Minutes detailing the concession came from a meeting in Jerusalem in June 2008 between Palestinian and Israeli negotiators mediated by then-Secretary of State Condoleezza Rice. The document is one of more than 1,600 that al-Jazeera's English-language Web site is calling the Palestine Papers, which it plans to post, WikiLeaks-style, over the next several days.
Palestinian negotiators were quick to deny the reports, telling the Associated Press that parts of them had been fabricated.
State Department spokesman P.J. Crowley said late Sunday, in a tweet, "The U.S. government is reviewing the alleged Palestinian documents released by Al-Jazeera. We cannot vouch for their veracity."
Al-Jazeera did not say how it obtained the documents.

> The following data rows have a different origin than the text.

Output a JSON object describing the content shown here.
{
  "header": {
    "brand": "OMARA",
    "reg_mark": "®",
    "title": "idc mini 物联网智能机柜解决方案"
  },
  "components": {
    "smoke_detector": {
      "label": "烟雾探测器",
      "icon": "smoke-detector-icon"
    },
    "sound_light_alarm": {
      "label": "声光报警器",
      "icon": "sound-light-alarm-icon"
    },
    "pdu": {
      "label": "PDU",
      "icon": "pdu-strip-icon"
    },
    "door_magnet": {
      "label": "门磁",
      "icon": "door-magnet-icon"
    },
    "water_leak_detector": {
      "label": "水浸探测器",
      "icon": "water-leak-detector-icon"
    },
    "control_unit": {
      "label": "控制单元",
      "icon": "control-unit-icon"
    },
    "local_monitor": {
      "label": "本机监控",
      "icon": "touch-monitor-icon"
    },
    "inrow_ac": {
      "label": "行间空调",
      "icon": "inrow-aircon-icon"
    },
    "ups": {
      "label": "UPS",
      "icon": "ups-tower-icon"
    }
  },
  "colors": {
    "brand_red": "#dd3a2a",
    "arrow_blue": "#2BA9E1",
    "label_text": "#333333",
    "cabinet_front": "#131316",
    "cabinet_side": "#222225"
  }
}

Rather, it said Sunday on its Web site, "Over the last several months, Al Jazeera has been given unhindered access to the largest-ever leak of confidential documents related to the Israeli-Palestinian conflict."
The documents, which the Web site says include memos, e-mails, maps, minutes from private meetings and accounts of high-level exchanges between 1999 and 2010, provide "an unprecedented look inside the continuing negotiations involving high-level American, Israeli, and Palestinian Authority officials.'' They appear to show Palestinian negotiators making greater concessions than had previously been known.
While books have been written detailing the failed U.S.-led peace efforts from 1999 onward, some of the more recent history, especially some of what was discussed in the last serious negotiation round between Palestinian President Mahmoud Abbas and former Israeli Prime Minister Ehud Olmert, remains unclear.
Among the other information the documents will reveal, al-Jazeera said, are compromises that Palestinian negotiators proposed on the right of return of Palestinian refugees to Israel, a key sticking point in the negotiations.
At the June 2008 meeting, the sides engaged in a lengthy debate about land swaps - the concept that Israel would hold on to sections of the West Bank as part of a final peace deal and, in exchange, compensate the Palestinians territorially with parts of Israel.
Then-Palestinian negotiator Ahmed Qurei, also known as Abu Ala, tells the group, "We proposed that Israel annexes all settlements in Jerusalem except Jabal Abu Ghneim (Har Homa)," according to "trilateral meeting minutes" published by al-Jazeera.
"This is the first time in history that we make such a proposition; we refused to do so [at] Camp David," he added, referring to the 2000 peace summit hosted by President Bill Clinton that collapsed without an agreement and was followed a few months later by a Palestinian uprising.
Qurei, then, however, listed several major Israeli settlements that the Palestinians would not allow Israel to annex, including Ma'aleh Adumim, a large settlement east of Jerusalem, and Ariel, to the north.
When the then-Israeli chief negotiator, former foreign minister Tzipi Livni, insists that Israel needs to hold on to Ma'aleh Adumim and Ariel, Palestinian negotiator Saeb Erekat says she should instead focus on the fact that the Palestinians are conceding Jerusalem settlements including Ramat Shlomo, Gilo and French Hill.
Qurei told the AP on Sunday that some of the al-Jazeera documents had been faked, "as part of the incitement against the Palestinian Authority and the Palestinian leadership." Israeli officials had no immediate comment.
It was Israeli construction in Ramat Shlomo that sparked a major row between the United States and Israel last March during a visit to Jerusalem by Vice President Biden. Israel insists Ramat Shlomo, Gilo, French Hill and other areas are integral Israeli neighborhoods in Jerusalem and therefore it will continue to build in them.